Our Medditerean climate leaves little to complain about — mild summers, with a few hot spells; mild winters with a few cold weeks and some challenging storms. But these roasting hot days this week and with the scorchers of mid-August that brought us these terrible fires have pushed me over the edge. Add all the smoke along with the coronavirus nightmare and sure ushers in a whole new level for the complaint department.
I was in Sacramento a few weeks ago and it was 112 degrees. I thought our car tires were going to melt right into the pavement. I mistakenly thought it was a rarity, a bizarre spike in the weather that would calm down and go away. Now, I learned on the news it was 120 in part of LA yesterday! Morgan Hill chalked up 110. Santa Cruz was 105 and Watsonville was close to that.
This morning I rode my bike through downtown Santa Cruz and out to West Cliff Drive. Out on the cliffs by the lighthouse it was easily 10 degrees cooler and there was marine breeze blowing through. What a welcome break.
I got to talking to a retired firefighter, Fred, who lives in Bonny Doon. He was headed out to the lighthouse, like me for cooler, fresher air. He said he and a bunch of his neighbors had joined forces to save several homes during the current fires in the Bonny Doon area. Fred told me one amazing gale after another about how he and other volunteers managed to get a hold of several bulldozers, a water truck and other gear to fight off charging flames.
They not only helped evacuate folks and the pets, but chased off lashing flames around homes that would have otherwise been devoured by fire. He said he saw sides of some of his neighbors that he never imagined was there, sides of strength and daring and bravery. The whole time he was telling me all this he was as calm and laid back as someone telling me about mowing their lawn or washing their car. No big deal, he said.
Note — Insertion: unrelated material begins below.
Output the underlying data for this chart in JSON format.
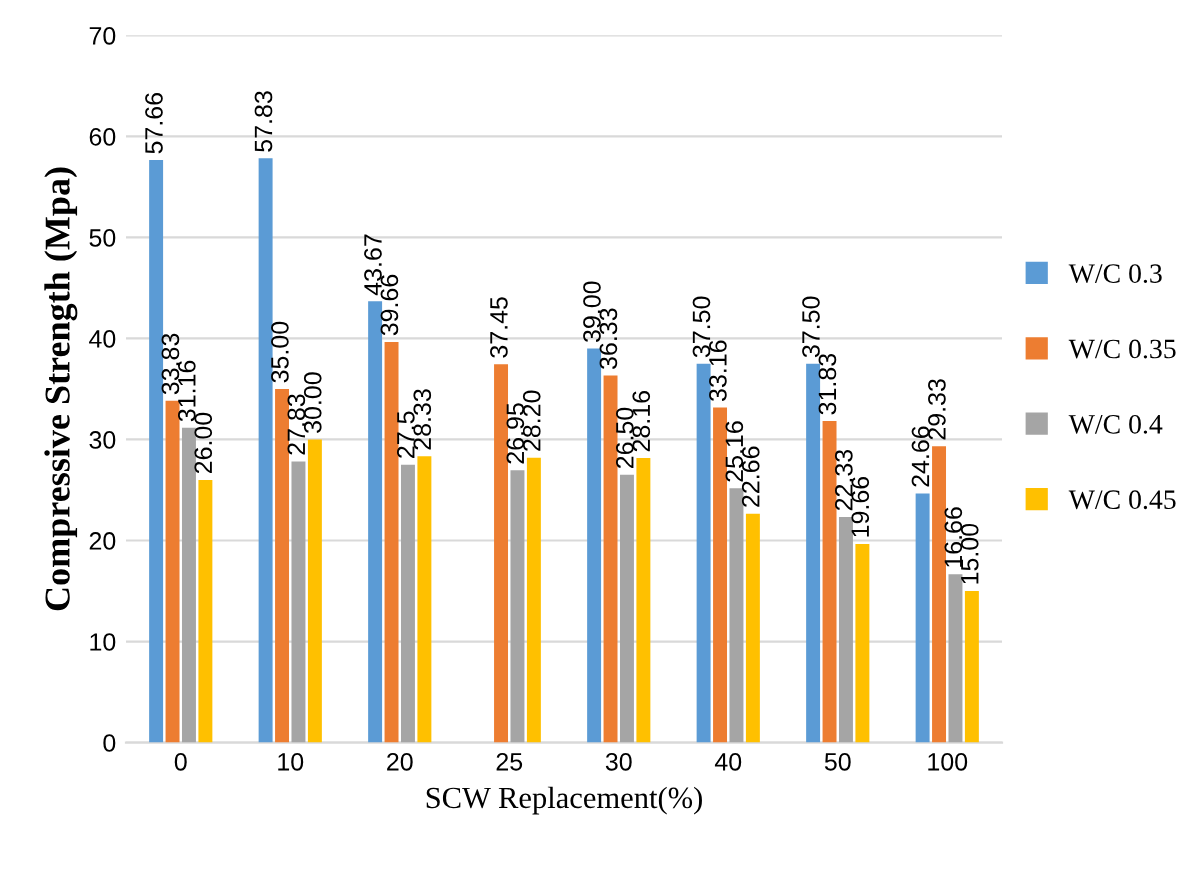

Today is Labor Day, a federal holiday held on the first Monday of September to honor and recognize the American labor movement and the works and contributions of workers. It was first celebrated in the late 19th Century and became an official holiday in 1894.
Labor Day 2020 is a strange observance, as many people are currently out of work or working in dangerous conditions due to Covid-19 and the ongoing wildfires in California. I also see that people have not heeded health officials’ warning, flooding to beaches on the West Coast and theme parks in Florida.
On Saturday I took a jaunt to Santa Cruz to take photos of the Museum of Art and History’s new outdoor exhibit, Community is Collective Care. It is located in the museum’s garden behind Abbott Square in downtown. The exhibit features a large mural by artist Irene Juárez O’Connell and other pieces, as well as community resources for the community during Covid-19. Learn more here.
The Virtual Watsonville Film Festival is featuring three short films made by local young women that express creativity within the context of the Covid-19 pandemic. The “Chicas in Cinema” series includes films by Directors Michele Gomez, Ebonie Piña and Angie Rockey. A filmmaker Q&A will be held via Zoom on Thursday at 6pm. For more information visit watsonvillefilmfest.org.
Reminder that the County of Santa Cruz’s virtual fire recovery page is up and running. The site offers insights into damaged property, rebuilding, debris removal, volunteering, donating and more.